Publié le 14/06/2023 à 16:44 - Mise à jour le 14/06/2023 à 17:06

Franck et sa famille traversent depuis des mois, voire des années, des moments difficiles. Leur fils aurait été victime de harcèlement scolaire de la part d’autres élèves. C’est pourtant lui qui a subi les foudres de la direction de l’établissement en étant sanctionné. Une décision annulée, mardi, par le tribunal administratif. Franck s’apprête désormais à déposer une plainte au pénal pour laver l’honneur de son fils, mais aussi pour que les autorités prennent conscience de ce qu’il a vécu afin que de tels faits ne se reproduisent plus. Témoignage.

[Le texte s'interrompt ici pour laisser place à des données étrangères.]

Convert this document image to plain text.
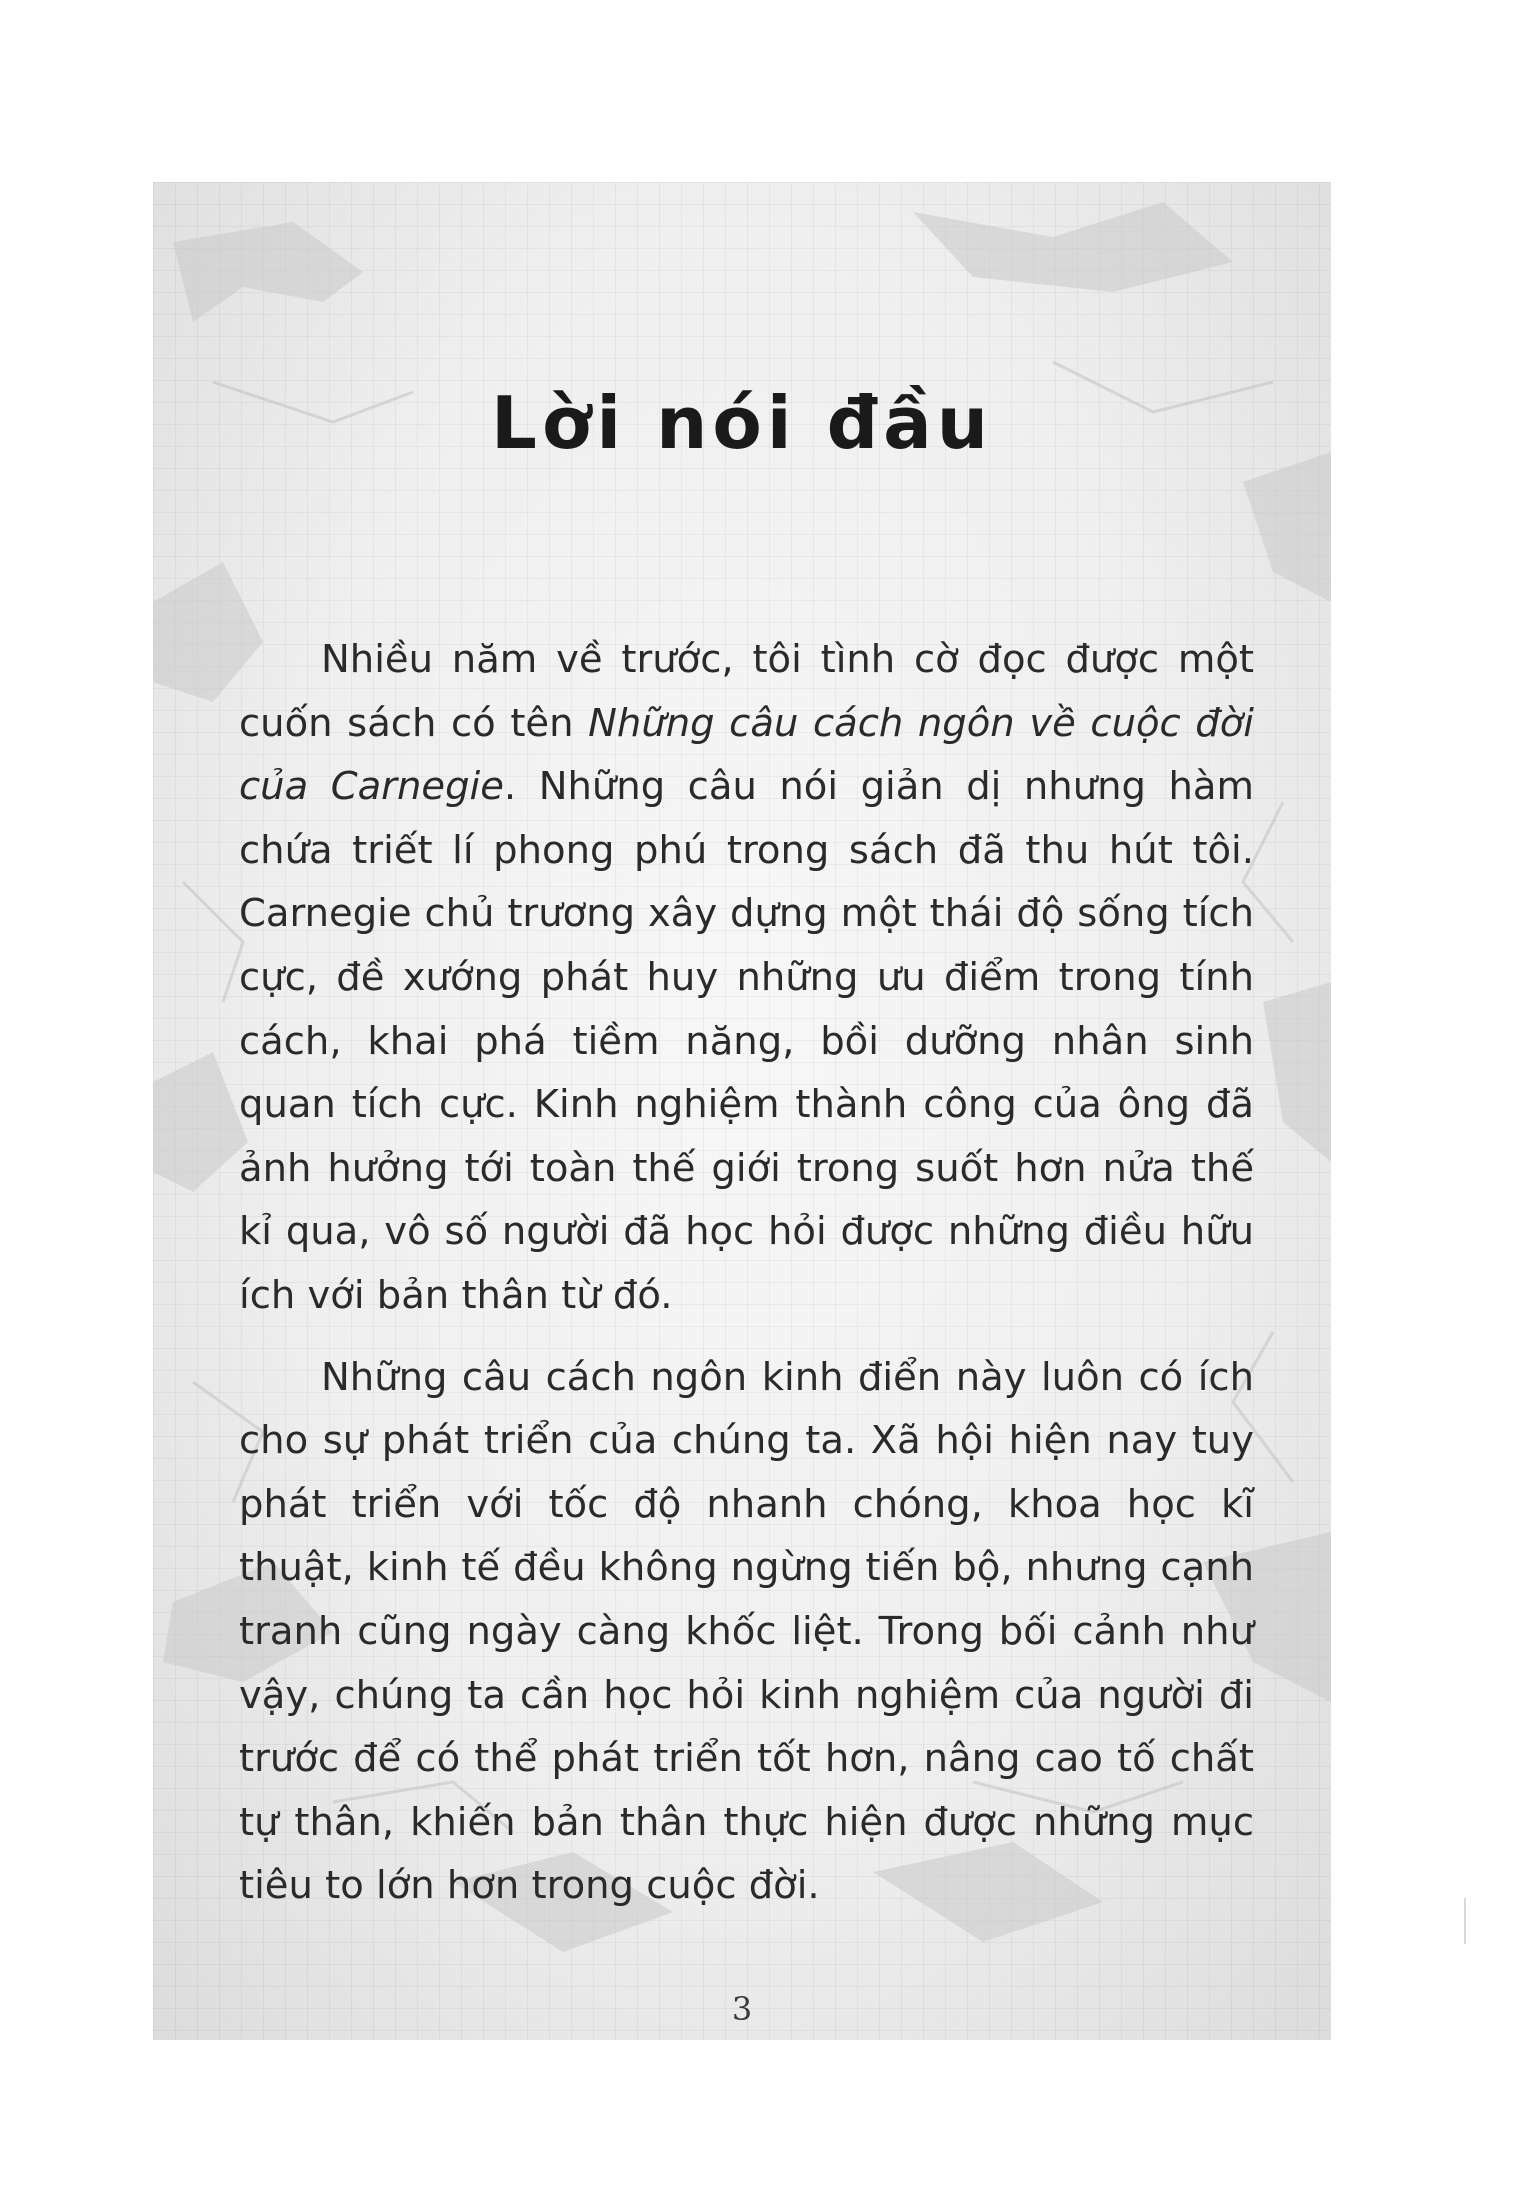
Lời nói đầu

Nhiều năm về trước, tôi tình cờ đọc được một cuốn sách có tên Những câu cách ngôn về cuộc đời của Carnegie. Những câu nói giản dị nhưng hàm chứa triết lí phong phú trong sách đã thu hút tôi. Carnegie chủ trương xây dựng một thái độ sống tích cực, đề xướng phát huy những ưu điểm trong tính cách, khai phá tiềm năng, bồi dưỡng nhân sinh quan tích cực. Kinh nghiệm thành công của ông đã ảnh hưởng tới toàn thế giới trong suốt hơn nửa thế kỉ qua, vô số người đã học hỏi được những điều hữu ích với bản thân từ đó.

Những câu cách ngôn kinh điển này luôn có ích cho sự phát triển của chúng ta. Xã hội hiện nay tuy phát triển với tốc độ nhanh chóng, khoa học kĩ thuật, kinh tế đều không ngừng tiến bộ, nhưng cạnh tranh cũng ngày càng khốc liệt. Trong bối cảnh như vậy, chúng ta cần học hỏi kinh nghiệm của người đi trước để có thể phát triển tốt hơn, nâng cao tố chất tự thân, khiến bản thân thực hiện được những mục tiêu to lớn hơn trong cuộc đời.

3
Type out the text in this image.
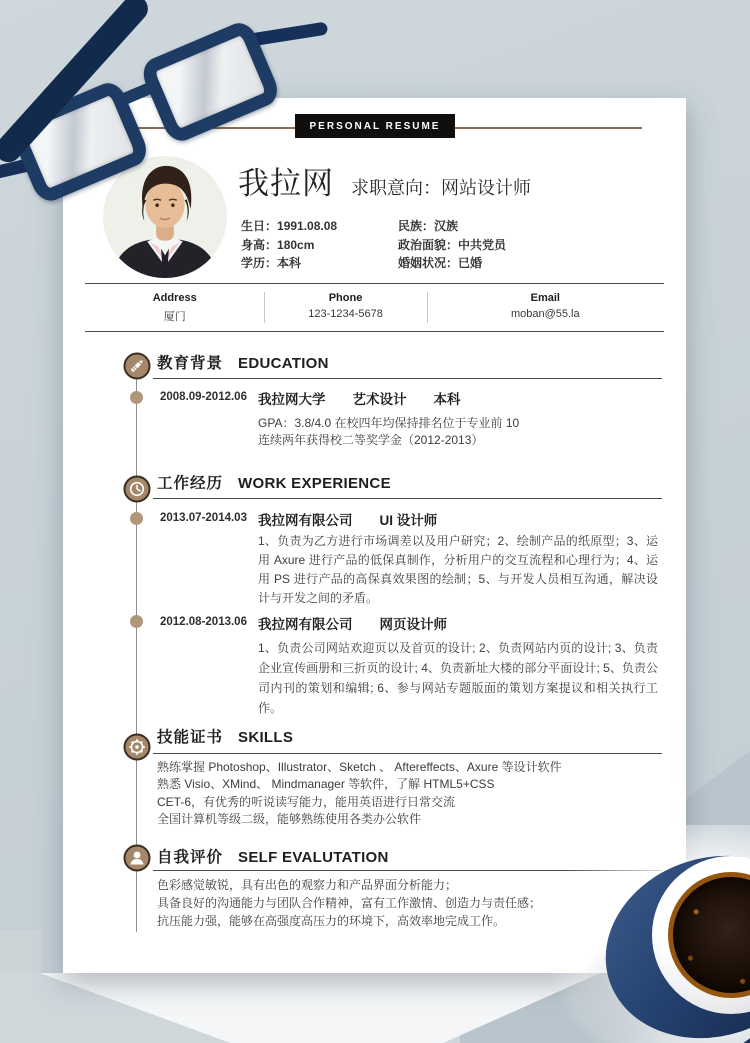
PERSONAL RESUME
我拉网 求职意向：网站设计师
生日：1991.08.08	民族：汉族
身高：180cm	政治面貌：中共党员
学历：本科	婚姻状况：已婚
Address
厦门
Phone
123-1234-5678
Email
moban@55.la
教育背景 EDUCATION
2008.09-2012.06 我拉网大学　　艺术设计　　本科
GPA：3.8/4.0 在校四年均保持排名位于专业前 10
连续两年获得校二等奖学金（2012-2013）
工作经历 WORK EXPERIENCE
2013.07-2014.03 我拉网有限公司　　UI 设计师
1、负责为乙方进行市场调差以及用户研究；2、绘制产品的纸原型；3、运用 Axure 进行产品的低保真制作，分析用户的交互流程和心理行为；4、运用 PS 进行产品的高保真效果图的绘制；5、与开发人员相互沟通，解决设计与开发之间的矛盾。
2012.08-2013.06 我拉网有限公司　　网页设计师
1、负责公司网站欢迎页以及首页的设计; 2、负责网站内页的设计; 3、负责企业宣传画册和三折页的设计; 4、负责新址大楼的部分平面设计; 5、负责公司内刊的策划和编辑; 6、参与网站专题版面的策划方案提议和相关执行工作。
技能证书 SKILLS
熟练掌握 Photoshop、Illustrator、Sketch 、 Aftereffects、Axure 等设计软件
熟悉 Visio、XMind、 Mindmanager 等软件，了解 HTML5+CSS
CET-6，有优秀的听说读写能力，能用英语进行日常交流
全国计算机等级二级，能够熟练使用各类办公软件
自我评价 SELF EVALUTATION
色彩感觉敏锐，具有出色的观察力和产品界面分析能力；
具备良好的沟通能力与团队合作精神，富有工作激情、创造力与责任感；
抗压能力强，能够在高强度高压力的环境下，高效率地完成工作。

Il a longuement hésité à témoigner à visage découvert, mais son fils souhaitait qu’il ne prenne pas la parole anonymement. Franck est encore à fleur de peau. Mardi, le tribunal administratif a annulé la sanction prononcée à l’encontre de son fils par la direction de ce collège de Papeete. Une première victoire judiciaire au goût de délivrance. « Quand il a appris qu’il était reconnu comme quelqu’un qui a été bafoué, il a chanté », témoigne, ému, son père.

L’adolescent revient de loin, selon lui. Dès ses premiers mois dans l’établissement, où sa mère exerce également comme enseignante, il aurait été la cible d’un groupe de quatre élèves. « Le fiston ne nous a pas tout de suite parlé de ce qu’il vivait pour ne pas déranger les parents (…) La première chose qui lui est arrivé, c’est qu’on l’a traité de ‘bougnoul’ car mon épouse est d’origine kabyle. Il s’est renseigné et a compris que c’était quelque chose qui n’était pas beau (…). Et ça a continué. De ‘bougnoul’, on est passé à des insultes en tout genre », explique-t-il. Son fils est ensuite régulièrement traité de « violeur », de « pédophile », par ses harceleurs présumés.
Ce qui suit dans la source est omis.